Résultat : ces problèmes ont entraîné une commercialisation plus coûteuse que prévu, les pêches miraculeuses n'ont pas eu lieu et les chiffres de l'exploitation n'ont pas atteint les sommets escomptés. Craignant que la pêche industrielle ne déséquilibre le milieu marin Antarctique, le programme BIOMASS a entrepris, au début des années 1980, des études scientifiques sur le krill afin d'en étudier le rôle dans l'écosystème marin antarctique. Jusqu'à cette époque, en effet, tout ce qui était connu au sujet de ce curieux crustacé était le fruit d'observations menées en laboratoire sur le krill mort. Or, il s'avérait indispensable, si l'on voulait gérer au mieux ses ressources et l'inclure dans les prises de la pêche industrielle, d'en savoir plus et, notamment, au sujet de son comportement en milieu naturel.

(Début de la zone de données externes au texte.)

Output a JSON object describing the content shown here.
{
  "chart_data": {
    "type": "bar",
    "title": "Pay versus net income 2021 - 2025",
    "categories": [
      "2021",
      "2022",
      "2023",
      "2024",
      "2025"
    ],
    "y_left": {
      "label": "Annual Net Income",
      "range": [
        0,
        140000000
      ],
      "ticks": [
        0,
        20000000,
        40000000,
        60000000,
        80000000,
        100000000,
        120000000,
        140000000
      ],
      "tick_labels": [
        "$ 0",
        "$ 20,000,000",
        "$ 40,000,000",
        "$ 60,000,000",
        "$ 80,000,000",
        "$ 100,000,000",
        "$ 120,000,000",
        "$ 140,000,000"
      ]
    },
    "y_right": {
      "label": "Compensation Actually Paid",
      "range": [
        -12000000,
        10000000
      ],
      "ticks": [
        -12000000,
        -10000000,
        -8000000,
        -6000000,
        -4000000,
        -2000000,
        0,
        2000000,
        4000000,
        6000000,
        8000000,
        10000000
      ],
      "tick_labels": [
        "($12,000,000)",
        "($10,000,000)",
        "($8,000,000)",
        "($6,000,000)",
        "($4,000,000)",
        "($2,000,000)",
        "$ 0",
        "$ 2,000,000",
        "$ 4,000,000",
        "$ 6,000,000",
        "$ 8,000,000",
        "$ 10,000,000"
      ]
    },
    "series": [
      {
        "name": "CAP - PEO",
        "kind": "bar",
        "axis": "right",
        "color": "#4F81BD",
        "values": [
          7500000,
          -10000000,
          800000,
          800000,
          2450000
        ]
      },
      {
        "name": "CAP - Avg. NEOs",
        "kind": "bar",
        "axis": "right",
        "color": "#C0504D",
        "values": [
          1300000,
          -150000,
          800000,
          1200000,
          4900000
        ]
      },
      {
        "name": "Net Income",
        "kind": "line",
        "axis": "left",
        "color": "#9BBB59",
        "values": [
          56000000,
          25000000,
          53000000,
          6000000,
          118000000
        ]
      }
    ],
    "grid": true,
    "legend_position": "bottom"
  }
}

A ces questions, il faut ajouter celles qui concernent la distribution du krill ; on ignore encore aujourd'hui s'il se maintient dans certaines zones à forte concentration (observée par les campagnes de recherches océanographiques) ou s'il a plutôt tendance à suivre les courants marins. Jusqu'il y a peu, on estimait son espérance de vie à environ trois ans ; mais des expériences menées en laboratoire ont montré que le krill pouvait vivre, captif, jusqu'à 11 ans. Quoiqu'il en soit, si dans les sphères antarctiques, on parle abondamment du krill aujourd'hui, c'est que ce petit crustacé n'est rien d'autre que le maillon essentiel et central des réseaux alimentaires de l'océan Austral; en effet, cinq espèces de baleines, trois espèces de phoques et la plupart des manchots, une myriade d'oiseaux, bon nombre de poissons et de calmars s'en nourrissent principalement. C'est dire le rôle primordial que joue cette fascinante crevette dans l'équilibre de l'écosystème marin antarctique.
(1) (8) Antarctica, the last frontier, Richard Laws, Boxtree Limited, 1989, p 91.